Antoine Boutet a étudié les arts visuels et participé à de nombreuses expositions depuis une quinzaine d’années. Une grande partie de son travail est axée sur les mutations urbaines et invite à réfléchir à l’implication politique de la mise en espace. Attentif à tout ce qui constitue l’idée de paysage, qu’il soit urbain, rural ou humain, son travail procède tout à la fois d’une observation, d’une réflexion et d’un détournement. Ses vidéo-installations et oeuvres dans l’espace public ont été présentées à la Pratt Manhattan Gallery/New York, Kunstraum Walcheturm/Zürich, Lianzhou International Photo Festival/Chine, Le Printemps de Septembre et Musée d’Art Contemporain les Abattoirs/Toulouse, Estudio Abierto/Buenos Aires. Depuis la réalisation en 2006 de ZONE OF INITIAL DILUTION, primé dans de nombreux festivals, il se consacre essentiellement aux projets documentaires.

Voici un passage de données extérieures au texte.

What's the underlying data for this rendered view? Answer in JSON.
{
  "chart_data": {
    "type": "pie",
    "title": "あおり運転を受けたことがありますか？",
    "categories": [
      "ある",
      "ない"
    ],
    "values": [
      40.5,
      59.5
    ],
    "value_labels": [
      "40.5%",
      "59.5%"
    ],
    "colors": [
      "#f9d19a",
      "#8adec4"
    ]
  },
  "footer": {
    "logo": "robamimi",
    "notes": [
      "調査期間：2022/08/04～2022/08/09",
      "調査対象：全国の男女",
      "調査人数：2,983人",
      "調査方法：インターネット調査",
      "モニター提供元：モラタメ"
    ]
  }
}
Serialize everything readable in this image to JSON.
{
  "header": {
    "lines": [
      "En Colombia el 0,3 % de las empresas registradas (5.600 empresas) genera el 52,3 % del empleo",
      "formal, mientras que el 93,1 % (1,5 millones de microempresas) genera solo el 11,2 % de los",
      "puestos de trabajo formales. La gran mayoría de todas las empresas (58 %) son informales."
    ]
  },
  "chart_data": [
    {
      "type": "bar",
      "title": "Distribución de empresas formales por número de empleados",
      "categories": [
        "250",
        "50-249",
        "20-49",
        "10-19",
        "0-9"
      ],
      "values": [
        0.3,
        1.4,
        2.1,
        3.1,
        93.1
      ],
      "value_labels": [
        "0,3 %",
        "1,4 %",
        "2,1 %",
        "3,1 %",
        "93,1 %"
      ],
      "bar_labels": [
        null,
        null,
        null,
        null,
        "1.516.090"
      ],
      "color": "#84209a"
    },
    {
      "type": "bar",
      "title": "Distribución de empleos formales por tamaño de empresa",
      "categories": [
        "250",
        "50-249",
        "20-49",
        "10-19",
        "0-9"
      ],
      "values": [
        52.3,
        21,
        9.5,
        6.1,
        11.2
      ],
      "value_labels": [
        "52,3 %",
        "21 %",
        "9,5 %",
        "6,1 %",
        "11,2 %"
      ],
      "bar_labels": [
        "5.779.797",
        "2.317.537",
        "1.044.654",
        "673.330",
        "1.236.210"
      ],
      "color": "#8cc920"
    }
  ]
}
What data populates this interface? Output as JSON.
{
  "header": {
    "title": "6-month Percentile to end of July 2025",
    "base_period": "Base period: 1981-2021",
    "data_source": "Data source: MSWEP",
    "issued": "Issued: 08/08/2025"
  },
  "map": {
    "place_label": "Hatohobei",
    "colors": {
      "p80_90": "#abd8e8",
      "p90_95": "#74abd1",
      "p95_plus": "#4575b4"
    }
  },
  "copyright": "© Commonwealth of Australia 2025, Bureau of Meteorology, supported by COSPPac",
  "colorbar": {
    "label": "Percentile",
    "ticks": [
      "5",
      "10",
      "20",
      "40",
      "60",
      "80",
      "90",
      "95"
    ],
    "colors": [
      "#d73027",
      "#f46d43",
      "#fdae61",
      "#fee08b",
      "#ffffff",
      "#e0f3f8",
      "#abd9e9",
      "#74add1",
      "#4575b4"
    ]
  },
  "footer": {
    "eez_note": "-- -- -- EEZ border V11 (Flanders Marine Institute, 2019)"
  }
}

Ses films récents incluent SUD EAU NORD DEPLACER (2014), LE PLEIN PAYS (2009) et CONSERVATION-CONVERSATION (2005) ainsi que les vidéos expérimentales UTOPIA (2005) et PLUS OU MOINS (2003).
 

 

Films du même auteur valorisés par le Gncr: 
Informations complémentaires: 

Première Mondiale - FID Marseille 2009
Prix du Groupement National des Cinémas de Recherche (GNCR)

Le plein pays

Antoine Boutet
Distribution :: 
Date de sortie :: 
10/03/2010
France / 2009 / 58 mn / digi beta 4:3 / audio mix / LtRt
Un homme vit reclus depuis trente ans dans une forêt en France. Il creuse en solitaire de profondes galeries souterraines qu’il orne de gravures archaïques. Elles doivent résister à la catastrophe planétaire annoncée et éclairer, par leurs messages clairvoyants, les futurs habitants. Le film raconte cette expérience en marge de la société moderne, affectée par la misère humaine et la perte définitive d’un monde parfait.
Le plein pays n’est pas plein, il est creux, rongé de galeries, de trouées. Sous la surface, il y a à voir, à dire même. À qui la faute ? Un individu solitaire, résidant de quelque forêt française, s’y emploie. Sisyphe à l’envers depuis trente ans, il creuse le sol, s’engouffre au fond, orne les parois de ses grottes privées de gravures naïves, mythes personnels, bestiaires sommaires. Mais là n’est pas l’essentiel. Antoine Boutet ne s’attache pas au énième facteur Cheval, même si l’on voit le malheureux traîner ses masses de pierre, ni au pittoresque touchant d’un représentant de plus de l’art brut, même si l’expert commente par le menu sa production à la lumière d’une torche. Ce serait davantage l’Enfant Sauvage devenu vieux.
Et ce qu’il creuse, à la force de ses jambes, de ses bras, c’est lui, son antre, son intérieur, autrement dit sa voix, sa résonance, son écho – son plain-chant. Toute la singularité du film tient exactement là : faire coïncider un jeu vocal, qui tire Brel du côté d’Artaud, avec un horizon tellurique. Le son ici est premier, miraculeux, et c’est de lui que s’étonne notre bavard Yeti. Passionné de radio, il écoute pour enregistrer sur un magnétophone précaire, répéter ensuite, réenregistrer. Sa passion ? Mener sa propre fouille archéologique, à la remontée de son passé, à la recherche de son pays.
Jean-Pierre Rehm - directeur du FID Marseille


Par Antoine BOUTET
Au printemps 2005, j’ai fait la rencontre d’un homme vivant isolé en
pleine forêt. Artiste, il sculpte depuis une trentaine d'années des blocs de pierre imposants. Ermite, il bâtit un réseau de tunnels, de gouffres et de grottes en osmose avec la nature, le suivi des failles du terrain ou l’observation du cheminement des insectes. Pendant toutes ces années, cette force de la nature a vécu principalement sous terre creusant instinctivement de ses mains des puits et des galeries pouvant atteindre quarante mètres de fond.
Aujourd’hui, il ne descend plus. Ses forces s'amenuisent, son ouvrage s’achève. Depuis, il sculpte les derniers blocs de pierres éparpillés dans sa forêt. Mais sa “grande oeuvre” est à l’arrêt, certains tunnels sont sous l’eau, les parois se fragilisent et menacent d’ensevelir pour toujours trente années d’exploration. Profitant de cet abandon, la forêt reprend doucement ses droits.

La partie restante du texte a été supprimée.